When I posted Saturday about the Newtown massacre, I could not pull up Alise's thoughts and had to instead paraphrase them. Here is what Alise wrote:

I don't care to know who the gunman is or what his f**ked up, useless motivations were. Media scrutiny and attention paid will only lead to further violence as our country continues to obsess over the actions of increasingly troubled individuals. I honestly don't even care about the greater implications that this event has on the subjects of mental health care and gun control in this country.

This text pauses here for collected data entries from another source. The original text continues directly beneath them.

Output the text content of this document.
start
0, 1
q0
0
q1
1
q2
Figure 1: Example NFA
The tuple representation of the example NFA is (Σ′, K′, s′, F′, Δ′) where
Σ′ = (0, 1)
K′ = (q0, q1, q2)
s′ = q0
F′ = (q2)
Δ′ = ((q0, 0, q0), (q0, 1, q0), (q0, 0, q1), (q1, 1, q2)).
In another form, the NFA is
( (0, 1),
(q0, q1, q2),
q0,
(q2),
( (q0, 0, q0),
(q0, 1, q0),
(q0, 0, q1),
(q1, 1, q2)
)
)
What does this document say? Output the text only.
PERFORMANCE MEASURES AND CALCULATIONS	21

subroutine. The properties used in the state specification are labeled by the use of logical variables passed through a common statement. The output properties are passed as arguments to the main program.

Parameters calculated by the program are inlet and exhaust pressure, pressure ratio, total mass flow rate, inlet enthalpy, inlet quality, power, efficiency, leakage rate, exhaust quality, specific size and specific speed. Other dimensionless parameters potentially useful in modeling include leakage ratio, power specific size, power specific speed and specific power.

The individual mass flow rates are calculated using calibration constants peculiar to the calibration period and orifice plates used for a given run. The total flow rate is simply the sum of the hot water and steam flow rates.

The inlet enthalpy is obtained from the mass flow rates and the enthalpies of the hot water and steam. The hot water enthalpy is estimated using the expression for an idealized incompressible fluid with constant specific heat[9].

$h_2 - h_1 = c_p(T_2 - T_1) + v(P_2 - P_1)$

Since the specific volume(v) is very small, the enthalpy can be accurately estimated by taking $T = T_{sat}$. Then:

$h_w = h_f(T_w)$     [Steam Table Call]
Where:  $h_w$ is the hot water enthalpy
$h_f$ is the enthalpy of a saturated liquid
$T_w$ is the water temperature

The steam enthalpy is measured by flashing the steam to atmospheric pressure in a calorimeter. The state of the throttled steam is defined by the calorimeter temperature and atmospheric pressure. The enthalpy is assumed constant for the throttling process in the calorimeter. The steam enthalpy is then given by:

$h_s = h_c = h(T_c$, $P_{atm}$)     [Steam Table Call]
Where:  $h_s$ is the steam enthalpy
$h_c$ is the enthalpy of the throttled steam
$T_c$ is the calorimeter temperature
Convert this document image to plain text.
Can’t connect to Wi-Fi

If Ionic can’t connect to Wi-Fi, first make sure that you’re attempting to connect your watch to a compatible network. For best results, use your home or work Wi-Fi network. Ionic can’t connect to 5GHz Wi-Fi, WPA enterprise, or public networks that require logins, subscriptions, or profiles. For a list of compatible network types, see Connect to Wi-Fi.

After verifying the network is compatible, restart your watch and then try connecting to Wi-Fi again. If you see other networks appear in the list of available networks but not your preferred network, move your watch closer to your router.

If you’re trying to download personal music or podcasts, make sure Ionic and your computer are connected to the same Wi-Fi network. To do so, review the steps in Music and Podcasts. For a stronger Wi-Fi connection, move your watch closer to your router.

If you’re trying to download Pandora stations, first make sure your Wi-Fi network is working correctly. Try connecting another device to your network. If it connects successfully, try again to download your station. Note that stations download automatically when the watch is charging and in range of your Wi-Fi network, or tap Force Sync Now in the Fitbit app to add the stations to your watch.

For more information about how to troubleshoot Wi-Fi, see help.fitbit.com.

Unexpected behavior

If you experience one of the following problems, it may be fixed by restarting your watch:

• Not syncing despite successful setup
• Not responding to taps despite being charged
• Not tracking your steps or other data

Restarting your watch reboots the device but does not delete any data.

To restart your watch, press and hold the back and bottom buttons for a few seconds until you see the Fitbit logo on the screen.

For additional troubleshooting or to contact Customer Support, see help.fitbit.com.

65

What I care about right now is that there are [28] people dead, [20] of them children. Parents lost their babies today, and I want to know who they were. I want to know what colors and books they loved, what their favorite games were, what they wanted to be when they grew up, so that we can mourn their loss in specific and concrete ways, and not in the abstract. Tell me who they were, so we can offer our prayers to their loved ones with some sense of honesty and truth. So that we can offer some thoughts to make those children's journey to the spirit world an easy one. I want to think today of those beautiful children that will never get the chance to grow up, and leave the gunman and his motivation to rot in the waste bin of history.

I spent most of Sunday baking too, and as I baked I thought about those little children. I love Alise's call to mourn their loss "specific and concrete ways."

I work at the juvenile court here in Delaware and the flags were hanging quietly at half-mast Monday morning when I arrived. Far harder was the mediation I had at one of our local elementary schools an hour later. It was sad to walk into the school, the flag half mast there as it is all over town. It is was heartbreaking to sit and watch the kindergartners bring the attendance records to the office, skipping and tiptoeing in with pride and excitement over being the attendance monitors. 

They are just little children.

Jonathan Kozol, in his book, Ordinary Resurrections, writes about very young schoolchildren and how they are at the mornings of their lives. He starts out with Thomas Merton's observation that birds, first thing in the morning, "ask God if it is time yet to begin the day." Birds, after making a series of chirps and sounds but not yet breaking into song, ask God "if it is time for them to 'be.'"  Little children, said Kozol, are much the same: "It may be nearly lunchtime in the world but, for this little girl, it seems as though it's only a few minutes after dawn...Soon enough she'll brush the cobwebs from her eyes and take a clear look at the world of vowel sounds and subtrahends...and some bigger things that lie ahead, like state exams, but not just now." 

The burials have begun in Newtown and the world moves on. Before we all move on, though, let us mourn those children in "specific and concrete ways."

And let us celebrate and keep safe all the other children who are awakening and asking "if it is time for them to 'be.'" 



Marcia said...

Blessed be the little children.

see you there! said...

Such a hard time, little ones bring us such joy. I'm busy these days counting my blessings.